Apnée du sommeil et AVC : Un duo dangereux

L’apnée du sommeil est une condition où la respiration s’arrête et reprend pendant le sommeil. Il existe deux types principaux : l’apnée obstructive du sommeil (AOS) et l’apnée centrale du sommeil (ACS). L’AOS survient lorsque les voies respiratoires sont obstruées, tandis que l’ACS se produit lorsque le cerveau n’envoie pas les bons signaux pour respirer. L’AOS est plus fréquente et a été davantage étudiée en relation avec l’AVC.

Les recherches montrent que l’AOS est un facteur de risque majeur d’AVC. En fait, plus de 70 % des patients victimes d’un AVC souffrent d’AOS. Certaines études suggèrent que l’AOS pourrait exister avant l’AVC, plutôt que d’en être une conséquence.

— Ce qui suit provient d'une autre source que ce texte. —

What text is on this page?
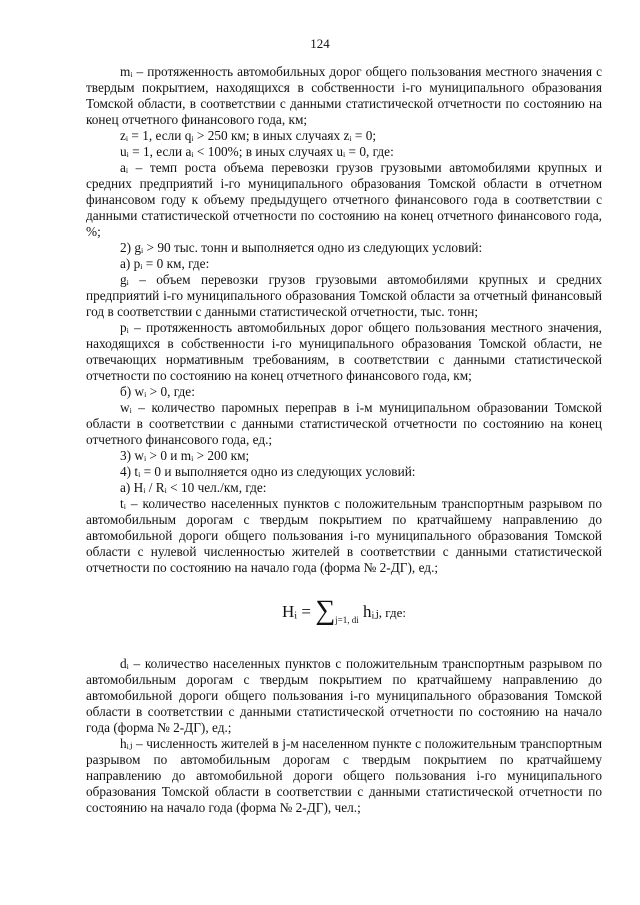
124

mᵢ – протяженность автомобильных дорог общего пользования местного значения с твердым покрытием, находящихся в собственности i-го муниципального образования Томской области, в соответствии с данными статистической отчетности по состоянию на конец отчетного финансового года, км;

zᵢ = 1, если qᵢ > 250 км; в иных случаях zᵢ = 0;

uᵢ = 1, если aᵢ < 100%; в иных случаях uᵢ = 0, где:

aᵢ – темп роста объема перевозки грузов грузовыми автомобилями крупных и средних предприятий i-го муниципального образования Томской области в отчетном финансовом году к объему предыдущего отчетного финансового года в соответствии с данными статистической отчетности по состоянию на конец отчетного финансового года, %;

2) gᵢ > 90 тыс. тонн и выполняется одно из следующих условий:

а) pᵢ = 0 км, где:

gᵢ – объем перевозки грузов грузовыми автомобилями крупных и средних предприятий i-го муниципального образования Томской области за отчетный финансовый год в соответствии с данными статистической отчетности, тыс. тонн;

pᵢ – протяженность автомобильных дорог общего пользования местного значения, находящихся в собственности i-го муниципального образования Томской области, не отвечающих нормативным требованиям, в соответствии с данными статистической отчетности по состоянию на конец отчетного финансового года, км;

б) wᵢ > 0, где:

wᵢ – количество паромных переправ в i-м муниципальном образовании Томской области в соответствии с данными статистической отчетности по состоянию на конец отчетного финансового года, ед.;

3) wᵢ > 0 и mᵢ > 200 км;

4) tᵢ = 0 и выполняется одно из следующих условий:

а) Hᵢ / Rᵢ < 10 чел./км, где:

tᵢ – количество населенных пунктов с положительным транспортным разрывом по автомобильным дорогам с твердым покрытием по кратчайшему направлению до автомобильной дороги общего пользования i-го муниципального образования Томской области с нулевой численностью жителей в соответствии с данными статистической отчетности по состоянию на начало года (форма № 2-ДГ), ед.;

Hᵢ = $\sum_{j=1, di}$ hᵢⱼ, где:

dᵢ – количество населенных пунктов с положительным транспортным разрывом по автомобильным дорогам с твердым покрытием по кратчайшему направлению до автомобильной дороги общего пользования i-го муниципального образования Томской области в соответствии с данными статистической отчетности по состоянию на начало года (форма № 2-ДГ), ед.;

hᵢⱼ – численность жителей в j-м населенном пункте с положительным транспортным разрывом по автомобильным дорогам с твердым покрытием по кратчайшему направлению до автомобильной дороги общего пользования i-го муниципального образования Томской области в соответствии с данными статистической отчетности по состоянию на начало года (форма № 2-ДГ), чел.;
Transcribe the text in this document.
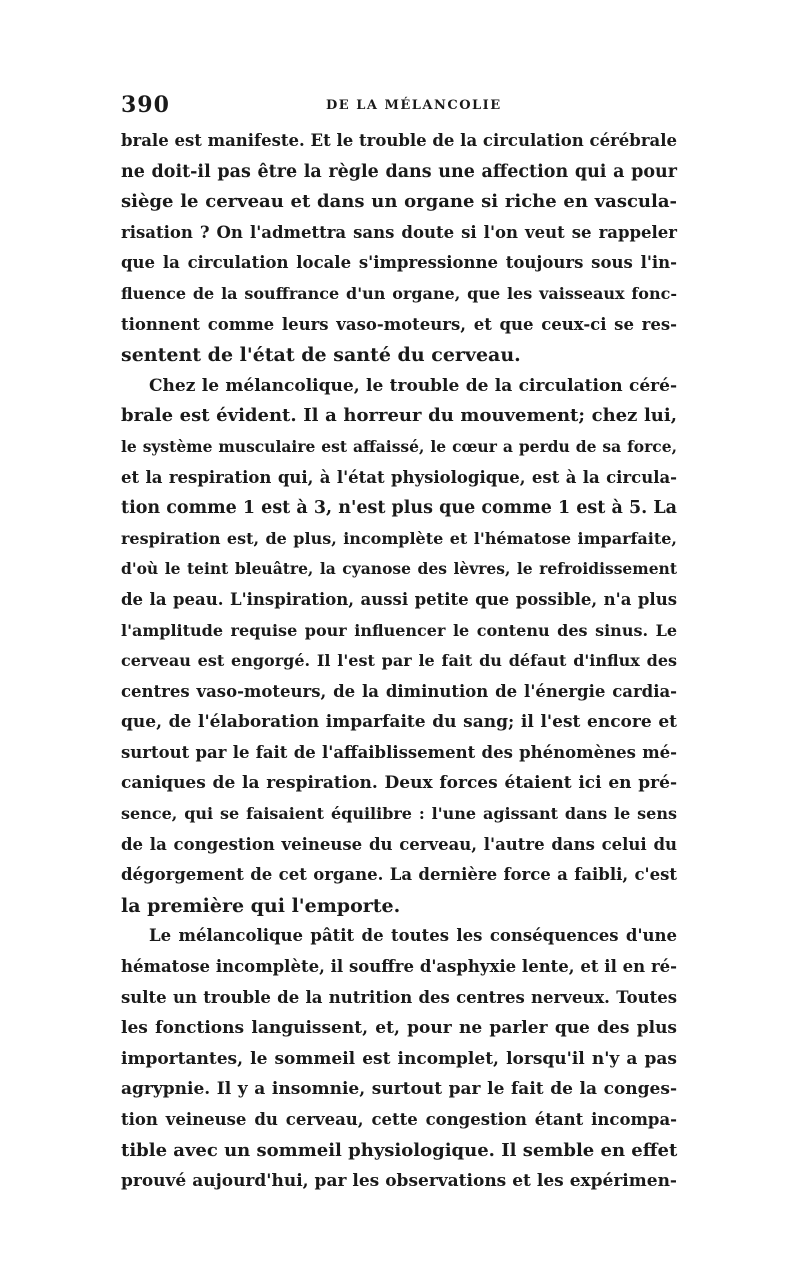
390	DE LA MÉLANCOLIE
brale est manifeste. Et le trouble de la circulation cérébrale
ne doit-il pas être la règle dans une affection qui a pour
siège le cerveau et dans un organe si riche en vascula-
risation ? On l'admettra sans doute si l'on veut se rappeler
que la circulation locale s'impressionne toujours sous l'in-
fluence de la souffrance d'un organe, que les vaisseaux fonc-
tionnent comme leurs vaso-moteurs, et que ceux-ci se res-
sentent de l'état de santé du cerveau.
Chez le mélancolique, le trouble de la circulation céré-
brale est évident. Il a horreur du mouvement; chez lui,
le système musculaire est affaissé, le cœur a perdu de sa force,
et la respiration qui, à l'état physiologique, est à la circula-
tion comme 1 est à 3, n'est plus que comme 1 est à 5. La
respiration est, de plus, incomplète et l'hématose imparfaite,
d'où le teint bleuâtre, la cyanose des lèvres, le refroidissement
de la peau. L'inspiration, aussi petite que possible, n'a plus
l'amplitude requise pour influencer le contenu des sinus. Le
cerveau est engorgé. Il l'est par le fait du défaut d'influx des
centres vaso-moteurs, de la diminution de l'énergie cardia-
que, de l'élaboration imparfaite du sang; il l'est encore et
surtout par le fait de l'affaiblissement des phénomènes mé-
caniques de la respiration. Deux forces étaient ici en pré-
sence, qui se faisaient équilibre : l'une agissant dans le sens
de la congestion veineuse du cerveau, l'autre dans celui du
dégorgement de cet organe. La dernière force a faibli, c'est
la première qui l'emporte.
Le mélancolique pâtit de toutes les conséquences d'une
hématose incomplète, il souffre d'asphyxie lente, et il en ré-
sulte un trouble de la nutrition des centres nerveux. Toutes
les fonctions languissent, et, pour ne parler que des plus
importantes, le sommeil est incomplet, lorsqu'il n'y a pas
agrypnie. Il y a insomnie, surtout par le fait de la conges-
tion veineuse du cerveau, cette congestion étant incompa-
tible avec un sommeil physiologique. Il semble en effet
prouvé aujourd'hui, par les observations et les expérimen-
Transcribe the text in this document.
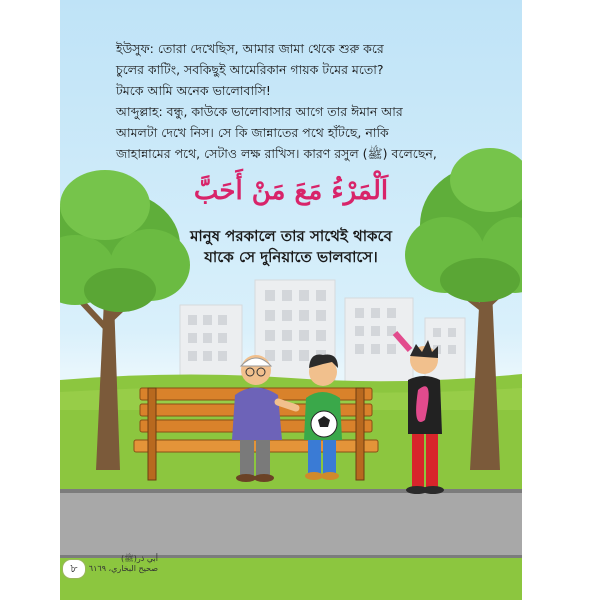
ইউসুফ: তোরা দেখেছিস, আমার জামা থেকে শুরু করে

চুলের কাটিং, সবকিছুই আমেরিকান গায়ক টমের মতো?

টমকে আমি অনেক ভালোবাসি!

আব্দুল্লাহ: বন্ধু, কাউকে ভালোবাসার আগে তার ঈমান আর

আমলটা দেখে নিস। সে কি জান্নাতের পথে হাঁটছে, নাকি

জাহান্নামের পথে, সেটাও লক্ষ রাখিস। কারণ রসুল (ﷺ) বলেছেন,

اَلْمَرْءُ مَعَ مَنْ أَحَبَّ

মানুষ পরকালে তার সাথেই থাকবে

যাকে সে দুনিয়াতে ভালবাসে।

أبي ذر(ﷺ)

صحيح البخاري، ٦١٦٩

৮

Cela signifie que traiter l’AOS pourrait aider à prévenir les AVC.

Comment l’AOS augmente-t-elle le risque d’AVC ? Elle provoque des baisses répétées du taux d’oxygène, ce qui peut endommager les vaisseaux sanguins et augmenter l’inflammation. L’AOS élève également la tension artérielle, un autre facteur de risque majeur d’AVC. Pour les personnes ayant déjà subi un AVC, l’AOS peut rendre la récupération plus difficile et augmenter les risques d’un nouvel AVC.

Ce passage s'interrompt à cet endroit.